ПЕТР — основатель империи, тип «идеального государя», приблизивший к себе главного героя Ибрагима и трогательно заботившийся о нем. К моменту, когда началась работа над романом (1827), Пушкин уже отдал дань петровской теме в своей поэзии («Стансы», 1826); в ближайшем будущем вернется к ней (поэма «Полтава», 1828; см. ст.). Но если в «Стансах» подчеркнуто великодушие всесильного правителя, а в «Полтаве» усилено героическое начало образа, то в центре незавершенного романа — простой, сильный, энергичный хозяин строящейся державы, строгий отец общероссийского семейства, любящий и по-европейски поработать, и по русскому обычаю поспать после обеда. Это «человек высокого росту, в зеленом кафтане, с глиняною трубкою во рту»; его величие — в естественности.

Петр, пославший своего крестника Ибрагима обучаться военному делу в Париж, тактичен: поняв, что того удерживают во Франции амурные причины, передает через герцога Орлеанского разрешение остаться. Петр, встречающий Ибрагима в ямской избе, за 28 верст до Петербурга, доступен; Петр, решающий государственные дела, быстр; Петр, строящий корабль в шерстяной фуфайке, деловит. (Что бросается в глаза недоумевающему парижскому щеголю Корсакову, который привык к принципиально иному образу правителя.) Петр, играющий на «ассамблее» со шкипером в шахматы и наблюдающий, как «провинившегося» Корсакова упаивают из штрафного кубка, весел; Петр, запросто приезжающий в дом боярина Ржевского, скрыто оппонирующего ему, мудр; Петр, сватающий любимца арапа за дочь Ржевского, ласков и заботлив: он заранее думает о том, как сложится российская судьба православного негра после смерти покровителя (и заодно стремится «повязать» старую элиту родством с новой знатью).

Такое решение петровского образа было подсказано Пушкину общим направлением романного замысла: изобразить «Россию молодую», рождающуюся империю, как некий акт государственного творчества, зримо противостоящего распаду пресыщенной французской государственности и неподвижности старого русского уклада.

Литература:

Абрамович С. Л. К вопросу о становлении повествовательной прозы Пушкина: Почему остался незавершенным «Арап Петра Великого» // Русская литература. 1974. № 2.

Вольперт Л. И. «Шексперизм» Пушкина и Стендаля: «Арап Петра Великого» и «Армане» // Болдинские чтения. Горький, 1977.

Ходасевич Вл. Ф. Прадед и правнук // Ходасевич Вл. Ф. Собр. соч.: В 4 т. М., 1997. Т. 3.

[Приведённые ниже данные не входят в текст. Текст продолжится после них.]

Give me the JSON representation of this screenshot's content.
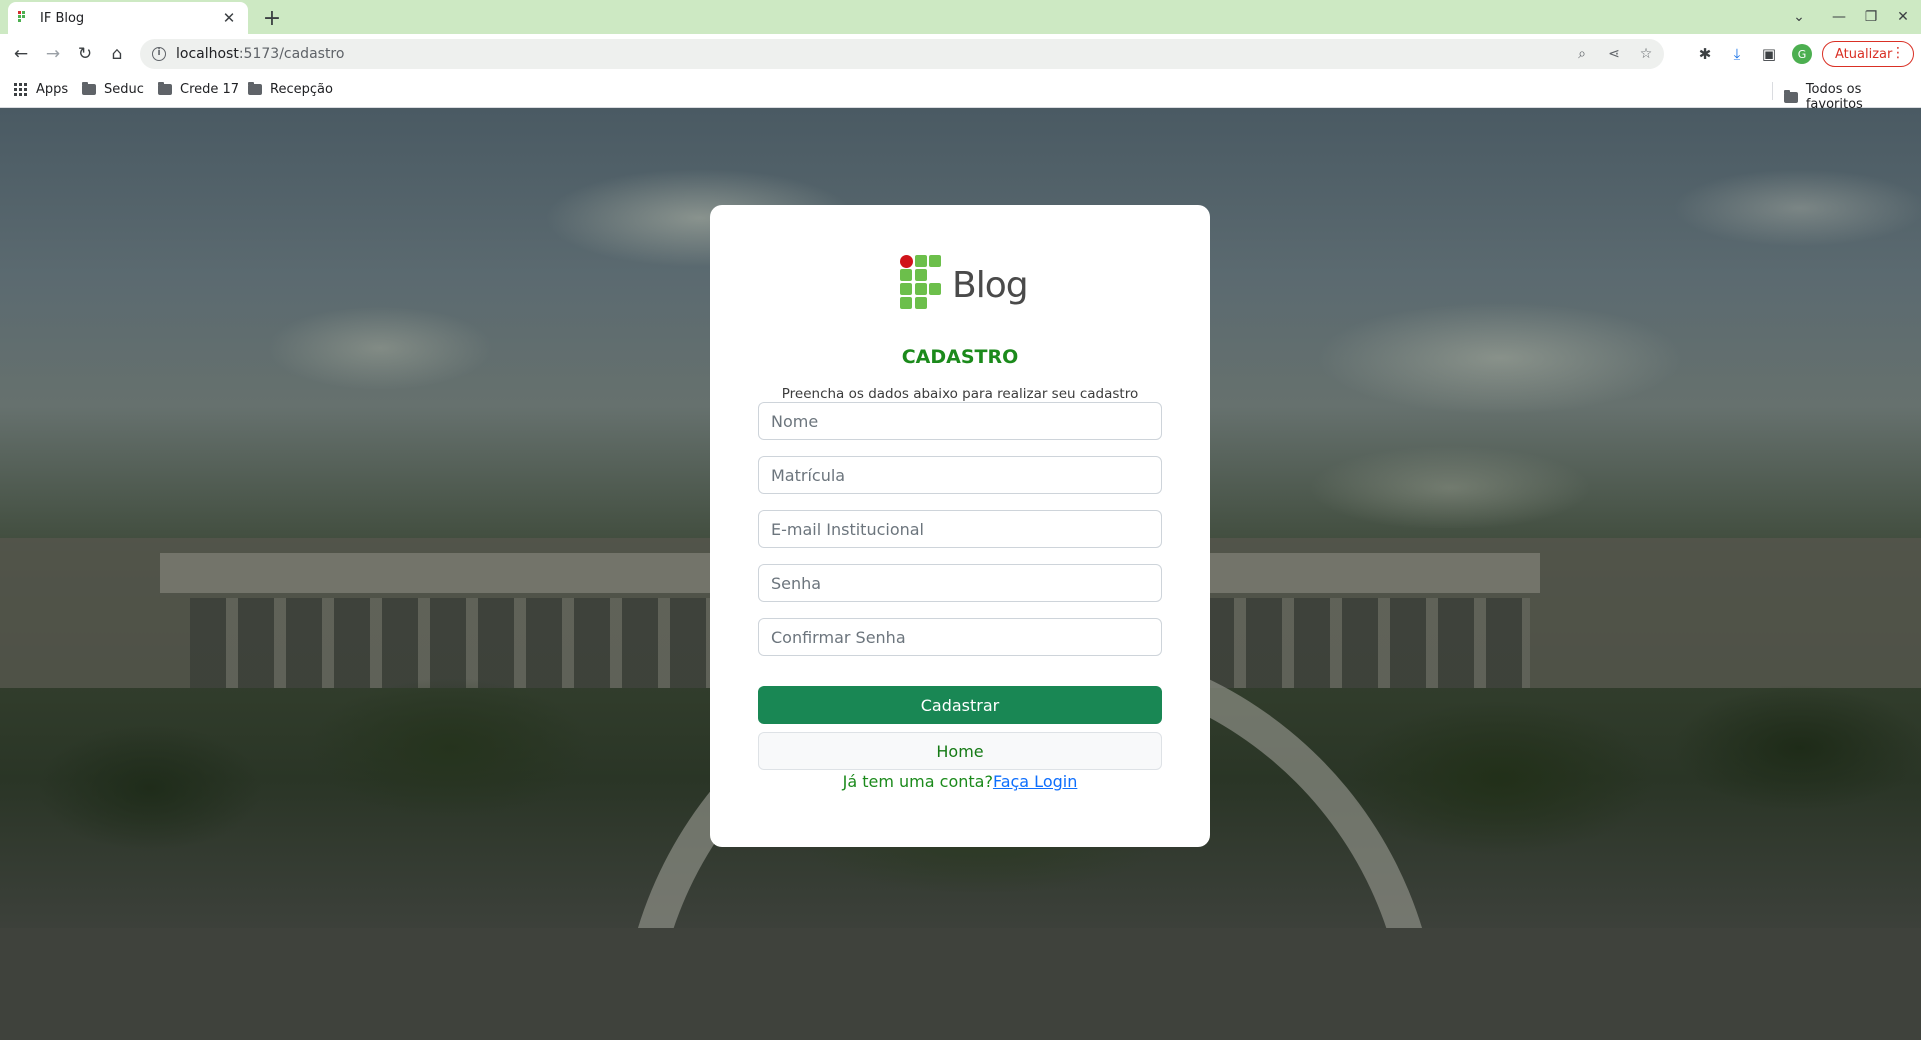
{
  "browser": {
    "tab_title": "IF Blog",
    "tab_close": "✕",
    "new_tab": "+",
    "url_host": "localhost",
    "url_path": ":5173/cadastro",
    "update_label": "Atualizar",
    "avatar_letter": "G"
  },
  "bookmarks": {
    "apps": "Apps",
    "items": [
      "Seduc",
      "Crede 17",
      "Recepção"
    ],
    "all_favorites": "Todos os favoritos"
  },
  "card": {
    "logo_text": "Blog",
    "title": "CADASTRO",
    "subtitle": "Preencha os dados abaixo para realizar seu cadastro",
    "fields": {
      "name": "Nome",
      "registration": "Matrícula",
      "email": "E-mail Institucional",
      "password": "Senha",
      "confirm_password": "Confirmar Senha"
    },
    "submit_label": "Cadastrar",
    "home_label": "Home",
    "have_account": "Já tem uma conta?",
    "login_link": "Faça Login"
  },
  "colors": {
    "accent_green": "#198754",
    "title_green": "#1b8a1b",
    "link_blue": "#0d6efd",
    "tabstrip": "#cde9c3",
    "update_red": "#d93025"
  }
}
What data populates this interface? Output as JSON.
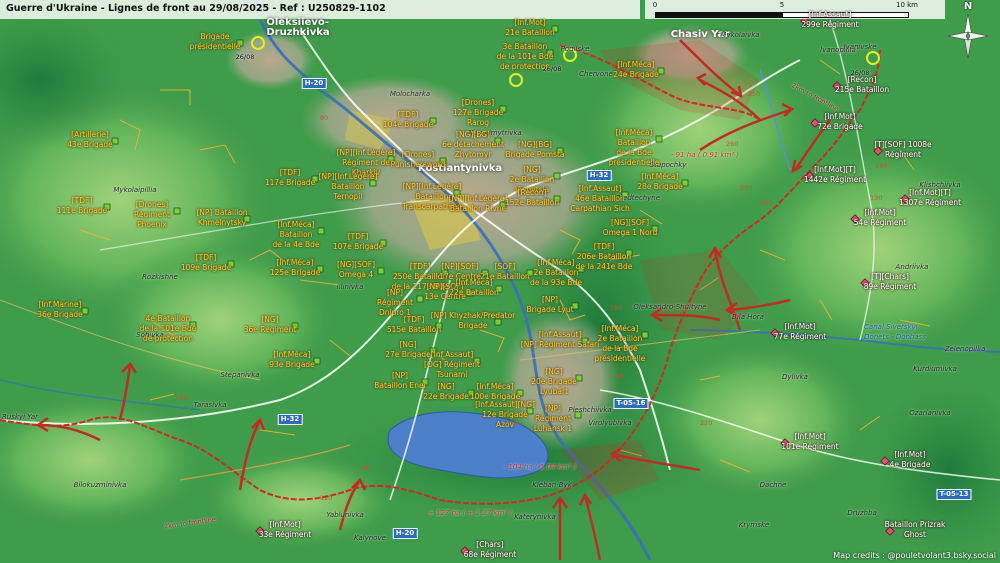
{
  "header": {
    "title": "Guerre d'Ukraine - Lignes de front au 29/08/2025 - Ref : U250829-1102"
  },
  "scale": {
    "labels": [
      "0",
      "5",
      "10 km"
    ]
  },
  "compass": {
    "label": "N"
  },
  "credits": "Map credits : @pouletvolant3.bsky.social",
  "colors": {
    "ukraine_units": "#f4d03f",
    "russia_units": "#ffffff",
    "front_line": "#d02a24",
    "roads": "#ffffff",
    "water": "#3a6fb8"
  },
  "cities": [
    {
      "id": "kostiantynivka",
      "name": "Kostiantynivka"
    },
    {
      "id": "chasiv-yar",
      "name": "Chasiv Yar"
    },
    {
      "id": "druzhkivka",
      "name": "Oleksiievo-\nDruzhkivka"
    }
  ],
  "places": [
    "Molocharka",
    "Novodmytrivka",
    "Stupochky",
    "Predtechyne",
    "Mykolaipillia",
    "Rozkishne",
    "Illinivka",
    "Stepanivka",
    "Ruskyi Yar",
    "Oleksandro-Shultyne",
    "Bila Hora",
    "Kleban-Byk",
    "Katerynivka",
    "Kalynove",
    "Yablunivka",
    "Pleshchiivka",
    "Ivanopillia",
    "Dylivka",
    "Dachne",
    "Ozarianivka",
    "Kurdiumivka",
    "Zelenopillia",
    "Krymske",
    "Druzhba",
    "Klishchiivka",
    "Andriivka",
    "Ivanivske",
    "Mykolaivka",
    "Podilske",
    "Chervone",
    "Sofiivka",
    "Tarasivka",
    "Bilokuzminivka",
    "Virolyubivka"
  ],
  "ukraine_units": [
    "Brigade\nprésidentielle",
    "[Artillerie]\n43e Brigade",
    "[TDF]\n111e Brigade",
    "[Drones]\nRégiment\nPhoenix",
    "[NP] Bataillon\nKhmelnytsky",
    "[TDF]\n117e Brigade",
    "[NP][Inf.Légère]\nRégiment de\nKharkiv",
    "[NP][Inf.Légère]\nBataillon\nTernopil",
    "[Drones]\nPunishersword",
    "[TDF]\n104e Brigade",
    "[Drones]\n127e Brigade\nRarog",
    "3e Bataillon\nde la 101e Bde\nde protection",
    "[Inf.Mot]\n21e Bataillon",
    "[Inf.Méca]\n24e Brigade",
    "[NG][BG]\nBrigade Pomsta",
    "[NG][BG]\n6e détachement\nZhytomyr",
    "[Inf.Méca]\nBataillon\nde la Bde\nprésidentielle",
    "[Inf.Méca]\n28e Brigade",
    "[NG]\n2e Bataillon\nVinnytsia",
    "[NP][Inf.Légère]\nBataillon\nTranscarpathian",
    "[NP][Inf.Légère]\nBataillon Rivne",
    "[Recon]\n152e Bataillon",
    "[Inf.Assaut]\n46e Bataillon\nCarpathian Sich",
    "[NG][SOF]\nOmega 1 Nord",
    "[TDF]\n206e Bataillon\nde la 241e Bde",
    "[TDF]\n107e Brigade",
    "[Inf.Méca]\nBataillon\nde la 4e Bde",
    "[TDF]\n109e Brigade",
    "[Inf.Méca]\n125e Brigade",
    "[NG][SOF]\nOmega 4",
    "[TDF]\n250e Bataillon\nde la 117e Bde",
    "[NP][SOF]\n17e Centre",
    "[NP][SOF]\n13e Centre",
    "[SOF]\n21e Bataillon",
    "[Inf.Méca]\n2e Bataillon\nde la 93e Bde",
    "[Inf.Méca]\n22e Bataillon",
    "[Inf.Marine]\n36e Brigade",
    "4e Bataillon\nde la 101e Bde\nde protection",
    "[NG]\n36e Régiment",
    "[NP]\nRégiment\nDnipro 1",
    "[NP]\nBrigade Lyut",
    "[NP] Khyzhak/Predator\nBrigade",
    "[TDF]\n515e Bataillon",
    "[NG]\n27e Brigade",
    "[Inf.Méca]\n93e Brigade",
    "[Inf.Assaut]\n[NP] Régiment Safari",
    "[Inf.Méca]\n2e Bataillon\nde la Bde\nprésidentielle",
    "[Inf.Assaut]\n[OG] Régiment\nTsunami",
    "[NP]\nBataillon Enei",
    "[NG]\n22e Brigade",
    "[Inf.Méca]\n100e Brigade",
    "[NG]\n20e Brigade\nLyubart",
    "[Inf.Assaut][NG]\n12e Brigade\nAzov",
    "[NP]\nRégiment\nLuhansk 1"
  ],
  "russia_units": [
    "[Inf.Assaut]\n299e Régiment",
    "[Recon]\n215e Bataillon",
    "[Inf.Mot]\n72e Brigade",
    "[Inf.Mot][T]\n1442e Régiment",
    "[T][SOF] 1008e\nRégiment",
    "[Inf.Mot][T]\n1307e Régiment",
    "[Inf.Mot]\n54e Régiment",
    "[T][Chars]\n89e Régiment",
    "[Inf.Mot]\n77e Régiment",
    "[Inf.Mot]\n101e Régiment",
    "[Inf.Mot]\n4e Brigade",
    "Bataillon Prizrak\nGhost",
    "[Chars]\n68e Régiment",
    "[Inf.Mot]\n33e Régiment"
  ],
  "annotations": {
    "area_north": "- 91 ha ( 0.91 km² )",
    "area_south": "- 104 ha ( 1.04 km² )",
    "area_west": "+ 127 ha ( + 1.27 km² )",
    "dates": [
      "26/08",
      "26/08",
      "26/08"
    ],
    "water": "Canal Siverskyi\nDonets - Donbass",
    "routes": [
      "2km to frontline",
      "2km to frontline"
    ]
  },
  "roads": [
    "H-20",
    "H-32",
    "T-05-16",
    "T-05-13",
    "H-20",
    "H-32"
  ],
  "elevations": [
    "230",
    "250",
    "260",
    "240",
    "210",
    "200",
    "220",
    "180",
    "140",
    "110",
    "120",
    "130",
    "100",
    "90",
    "80"
  ]
}
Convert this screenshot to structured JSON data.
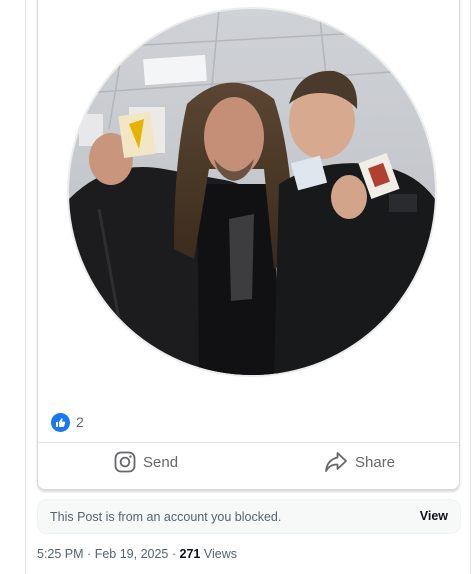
{
  "post": {
    "photo_alt": "",
    "reactions": {
      "icon": "like-icon",
      "count": "2",
      "color": "#1877f2"
    },
    "actions": [
      {
        "label": "Send",
        "icon": "instagram-icon"
      },
      {
        "label": "Share",
        "icon": "share-icon"
      }
    ]
  },
  "notice": {
    "text": "This Post is from an account you blocked.",
    "action_label": "View"
  },
  "meta": {
    "time": "5:25 PM",
    "date": "Feb 19, 2025",
    "separator": "·",
    "views_count": "271",
    "views_label": "Views"
  }
}
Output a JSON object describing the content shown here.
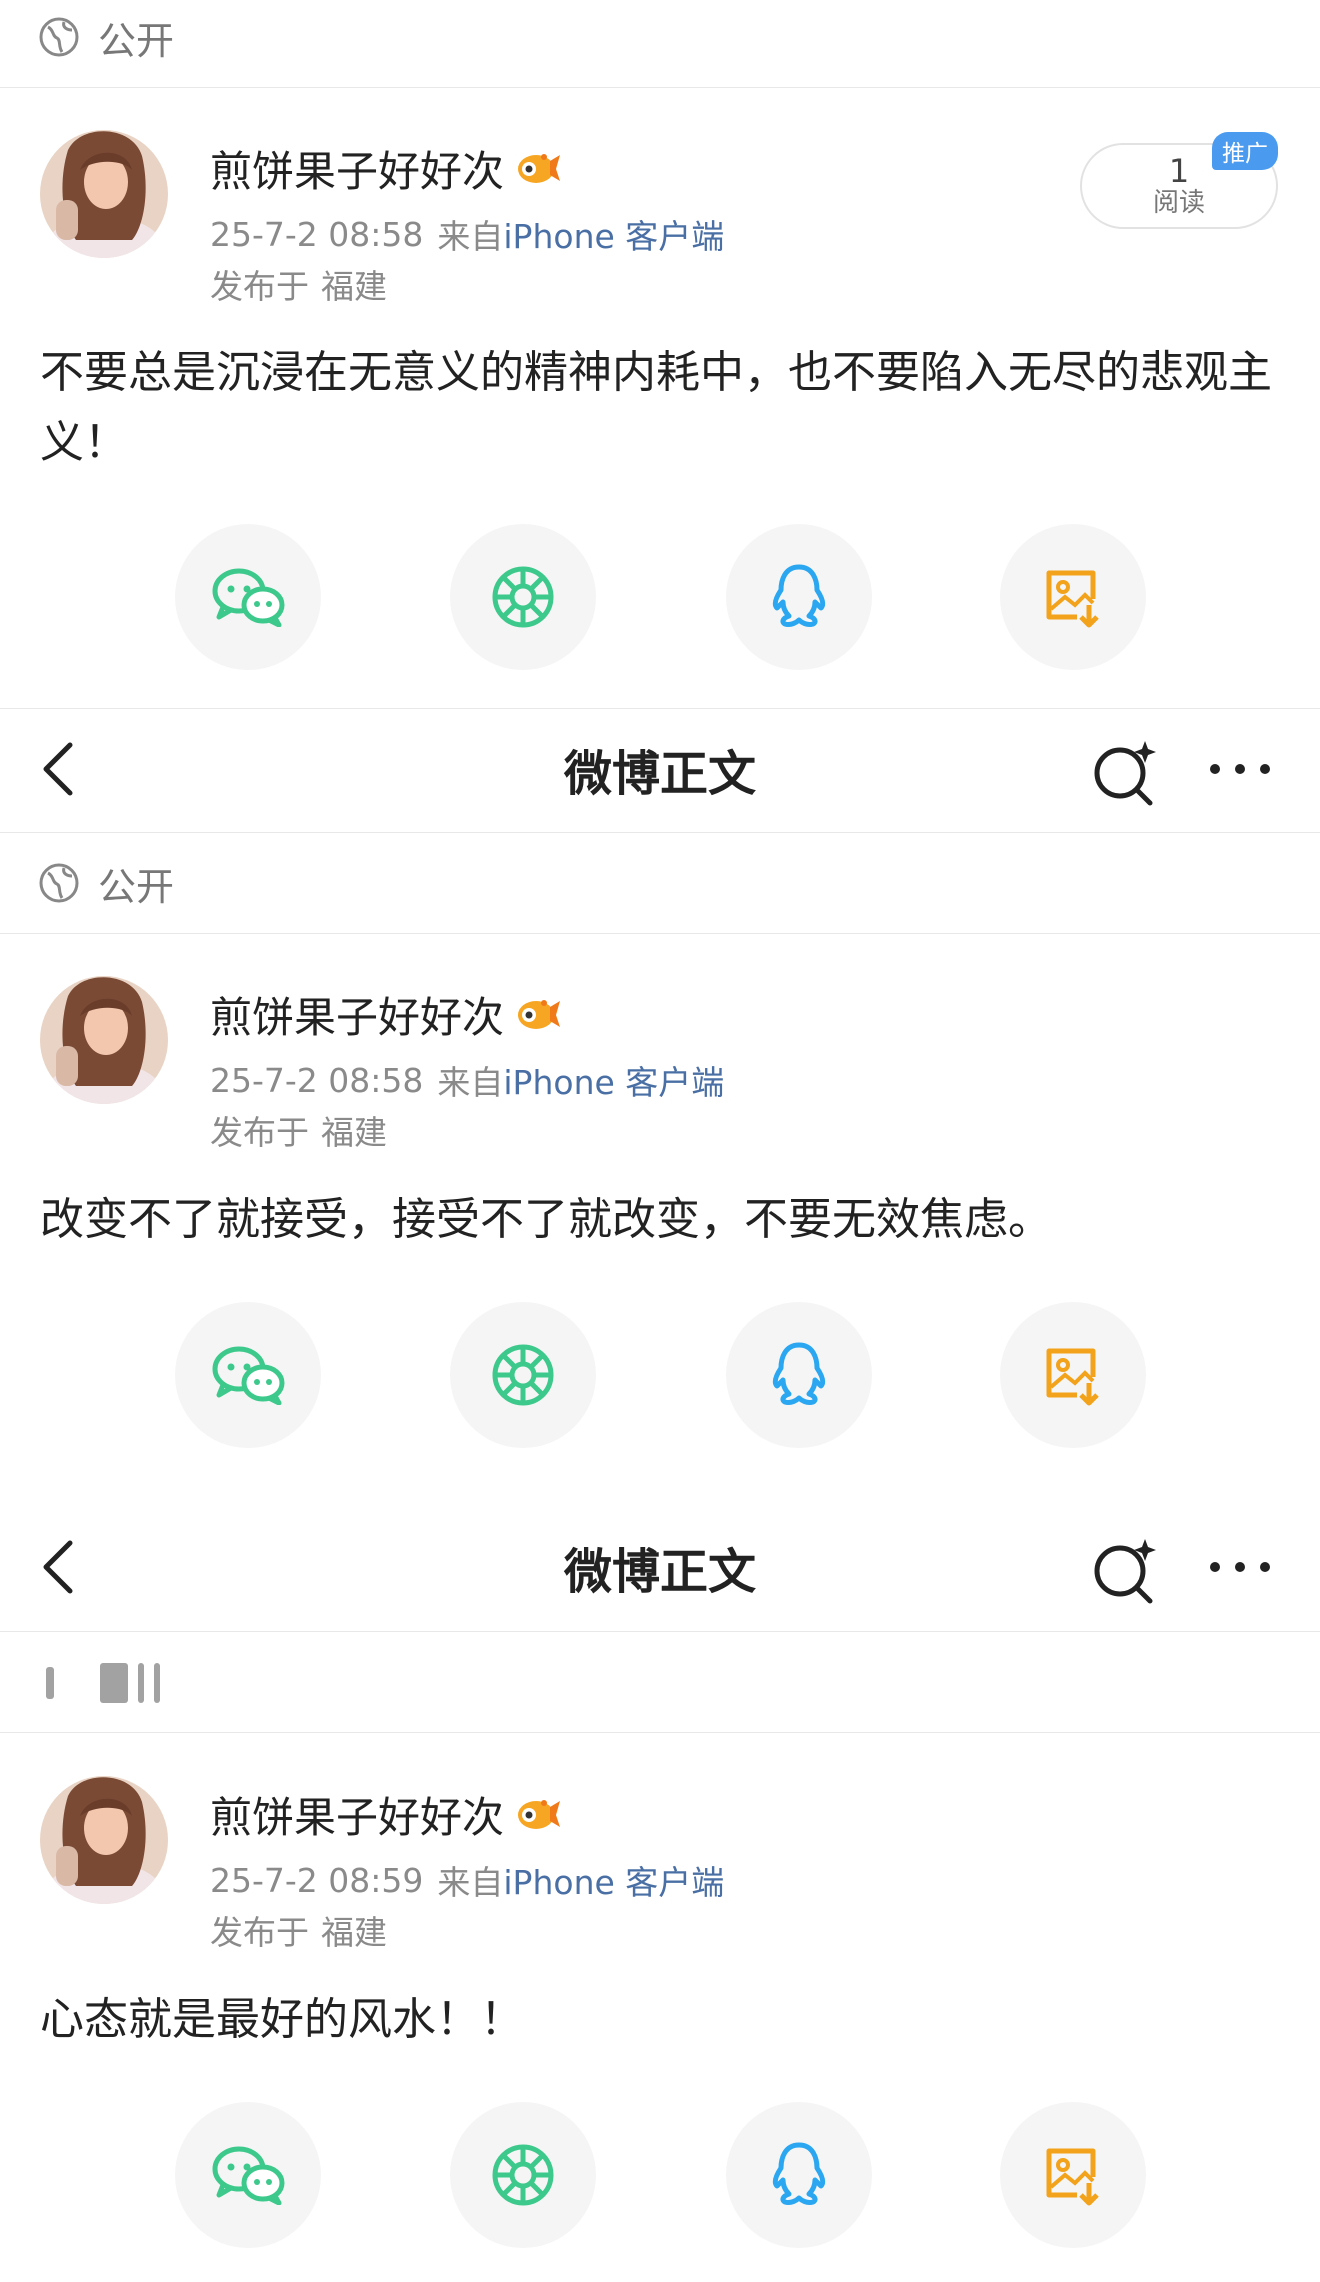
{
  "nav": {
    "title": "微博正文"
  },
  "posts": [
    {
      "privacy": "公开",
      "user_name": "煎饼果子好好次",
      "time": "25-7-2 08:58",
      "from_prefix": "来自",
      "source": "iPhone 客户端",
      "location_prefix": "发布于",
      "location": "福建",
      "text": "不要总是沉浸在无意义的精神内耗中，也不要陷入无尽的悲观主义！",
      "reads_count": "1",
      "reads_label": "阅读",
      "promo_tag": "推广"
    },
    {
      "privacy": "公开",
      "user_name": "煎饼果子好好次",
      "time": "25-7-2 08:58",
      "from_prefix": "来自",
      "source": "iPhone 客户端",
      "location_prefix": "发布于",
      "location": "福建",
      "text": "改变不了就接受，接受不了就改变，不要无效焦虑。"
    },
    {
      "user_name": "煎饼果子好好次",
      "time": "25-7-2 08:59",
      "from_prefix": "来自",
      "source": "iPhone 客户端",
      "location_prefix": "发布于",
      "location": "福建",
      "text": "心态就是最好的风水！！"
    }
  ],
  "share_icons": [
    "wechat-icon",
    "moments-icon",
    "qq-icon",
    "save-image-icon"
  ],
  "colors": {
    "wechat": "#3cc98b",
    "moments": "#3cc98b",
    "qq": "#2aa7f0",
    "save_image": "#f2a31b",
    "source_link": "#4a6fa5",
    "promo": "#4a9bf0"
  }
}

Якубович Д. П. «Арап Петра Великого» // Пушкин: Исследования и материалы. Л., 1979. Т. 9.

«Бахчисарайский фонтан»

Поэма

(поэма, 1821–1823; опубл. — 1824)

ГИРЕЙ

ГИРЕЙ — один из трех центральных персонажей поэмы, хан, владелец гарема; имя условно — Гиреями (Гераями) звали практически всех крымских ханов; в надписи на «реальном» фонтане Бахчисарая упоминается Крым-Гирей, 60-е годы XVIII в. Однако «пушкинский» Гирей страшится «козней Генуи» (что могло быть лишь до 1475 г.); в черновиках героя звали Девлет-Гиреем (имя хана XVI в.); польскую княжну Марию Потоцкую пленил, по легенде, Кезим-Гирей-хан (XVIII в.). Отрыв Гирея от истории принципиален; его страдания — это «вневременные» страдания человека, соприкоснувшегося с другой цивилизацией.

В «восточных поэмах» Дж. Г. Байрона (на которые сориентирован «Бахчисарайский фонтан») предусмотрена сюжетная роль «восточного антагониста» главного героя, которым всегда является европеец и индивидуалист. Пушкин начинает поэму «по-байроновски», как бы с середины:

Гирей сидел, потупя взор; Янтарь в устах его дымился; Безмолвно раболепный двор Вкруг хана грозного теснился. Все было тихо во дворце; Благоговея, все читали Приметы гнева и печали На сумрачном его лице. Но повелитель горделивый Махнул рукой нетерпеливой: И все, склонившись, идут вон.

Пушкинский «хан» — славный воин и обладатель роскошного гарема (описание которого перекликается с описанием гарема в поэме С. С. Боброва «Таврида»); некоторые приемы создания «восточного колорита» вокруг образа Гирея Пушкин заимствует из «восточного романа» Т. Мура «Лалла-Рук». Гирей, подобно герою байроновской «Абидосской невесты», мрачно восседает в кругу приближенных; его янтарный чубук потух; он погружен в невеселые думы — о причине которых читатель узнает значительно позже. Но при этом фабула резко смещена (а значит, изменен статус образа): в числе персонажей «индивидуалист» отсутствует; формально главным героем становится хан Гирей (с которым иронически соотносит себя автор-северянин); однако реально он оттеснен в тень двух героинь — Марии и Заремы.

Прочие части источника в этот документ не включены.